The team of experts include Stacy Frank, the overall project coordinator; Martha Watkins-Gilkes, Antigua Project Coordinator; Dr. Steve Gittings, Chief Scientist for the National Oceanic and Atmospheric Administration (NOAA) office of National Marine Sanctuaries; Mehgan Heaney-Grier, Project Educator and Spokesperson; Alexander Fogg, Marine Resource Coordinator for Okaloosa County, Florida; and Jim Hart, Project Documentarian.
The group’s project aims at helping Antigua and Barbuda protect coral reef ecosystems and create economic opportunities by developing a comprehensive approach to minimize the effects of invasive lionfish.
It was stated that the lionfish is considered “invasive” because research shows they eat over 100 fish and invertebrate species, including juveniles of commercially important species. As such, the general consensus between stakeholders and specialists is that strategies need to be put in place to tackle the problem.
One stakeholder remarked that he has spoken to fishermen divers before and “one of the issues with lionfish is if they go down, there is no guarantee of them finding enough to make it the target of their hunt and the offshoot of the possibility of envenomation affecting them.”
The team made the stakeholders aware of tools such as gloves which prevent persons from being stung by the spine of the fish. President of Lionfish University, Stacy Frank, said the fast-growing fish is safe to eat despite having a poisonous spine, and is a very tasty catch.

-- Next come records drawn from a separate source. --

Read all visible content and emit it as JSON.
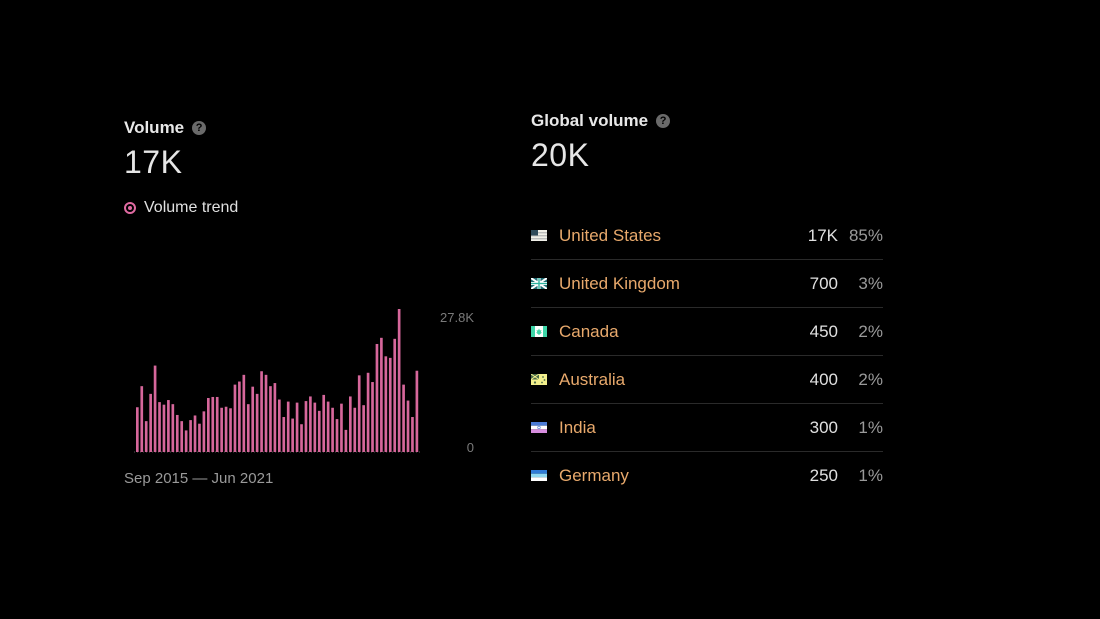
{
  "volume": {
    "label": "Volume",
    "value": "17K",
    "help_icon": "question-circle-icon",
    "legend_label": "Volume trend",
    "legend_color": "#e06aa1",
    "date_range": "Sep 2015 — Jun 2021"
  },
  "chart_data": {
    "type": "bar",
    "color": "#d6679b",
    "ylim": [
      0,
      27800
    ],
    "y_tick_labels": [
      "27.8K",
      "0"
    ],
    "values": [
      8700,
      12800,
      6000,
      11300,
      16800,
      9700,
      9200,
      10100,
      9300,
      7200,
      6000,
      4200,
      6200,
      7100,
      5500,
      7900,
      10500,
      10700,
      10700,
      8600,
      8800,
      8500,
      13100,
      13700,
      15000,
      9300,
      12700,
      11300,
      15700,
      15000,
      12800,
      13400,
      10200,
      6800,
      9800,
      6500,
      9600,
      5400,
      9900,
      10800,
      9600,
      8000,
      11100,
      9800,
      8600,
      6400,
      9400,
      4300,
      10800,
      8600,
      14900,
      9100,
      15400,
      13600,
      21000,
      22200,
      18600,
      18300,
      22000,
      27800,
      13100,
      10000,
      6800,
      15800
    ]
  },
  "global": {
    "label": "Global volume",
    "value": "20K",
    "help_icon": "question-circle-icon",
    "countries": [
      {
        "name": "United States",
        "volume": "17K",
        "percent": "85%",
        "flag": "flag-us-icon"
      },
      {
        "name": "United Kingdom",
        "volume": "700",
        "percent": "3%",
        "flag": "flag-uk-icon"
      },
      {
        "name": "Canada",
        "volume": "450",
        "percent": "2%",
        "flag": "flag-ca-icon"
      },
      {
        "name": "Australia",
        "volume": "400",
        "percent": "2%",
        "flag": "flag-au-icon"
      },
      {
        "name": "India",
        "volume": "300",
        "percent": "1%",
        "flag": "flag-in-icon"
      },
      {
        "name": "Germany",
        "volume": "250",
        "percent": "1%",
        "flag": "flag-de-icon"
      }
    ]
  }
}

Frank also stated that the fish can be used for making jewelry and displayed some jewelry made from lionfish.
Furthermore, the most common solution to mitigating the prevalence of the lionfish that was mentioned in the meeting involved incentivizing the catching of lionfish.
Chief Scientist from NOAA’s office of National Marine Sanctuaries, Dr. Steve Gittings said that “in little Cayman they are [bounties for] iguanas and now they are dropping like flies” and added that creating fishing derbies that only give you credit for lionfish may tip the scale towards lionfish and away from other species.
Gittings also showed the stakeholders a small replica of a fishing net that he has been designing for the sole purpose of catching lionfish and said that the design can be made available.
The group of lionfish experts hopes to meet with community members, government officials, fishing, wholesale and retail operators, dive operators, non-profit organizations, and perhaps educators to continue the process and will also evaluate the potential for the new trap technologies to be used by the fishing community to begin to remove lionfish from deep-water habitats around the island.
For each cross-section, they will discuss ways to implement the various elements of the program. This is likely to include exploring ways to overcome regulatory hurdles to facilitate lionfish removal, finding interested participants in the fishing, diving, and conservation communities, and identifying outlets for lionfish in the seafood market.
The findings of the team during this visit would guide the development of a response plan for lionfish control in Antigua.
If successful, the sister island would be the first place in the Caribbean to actively reduce deep-water lionfish populations.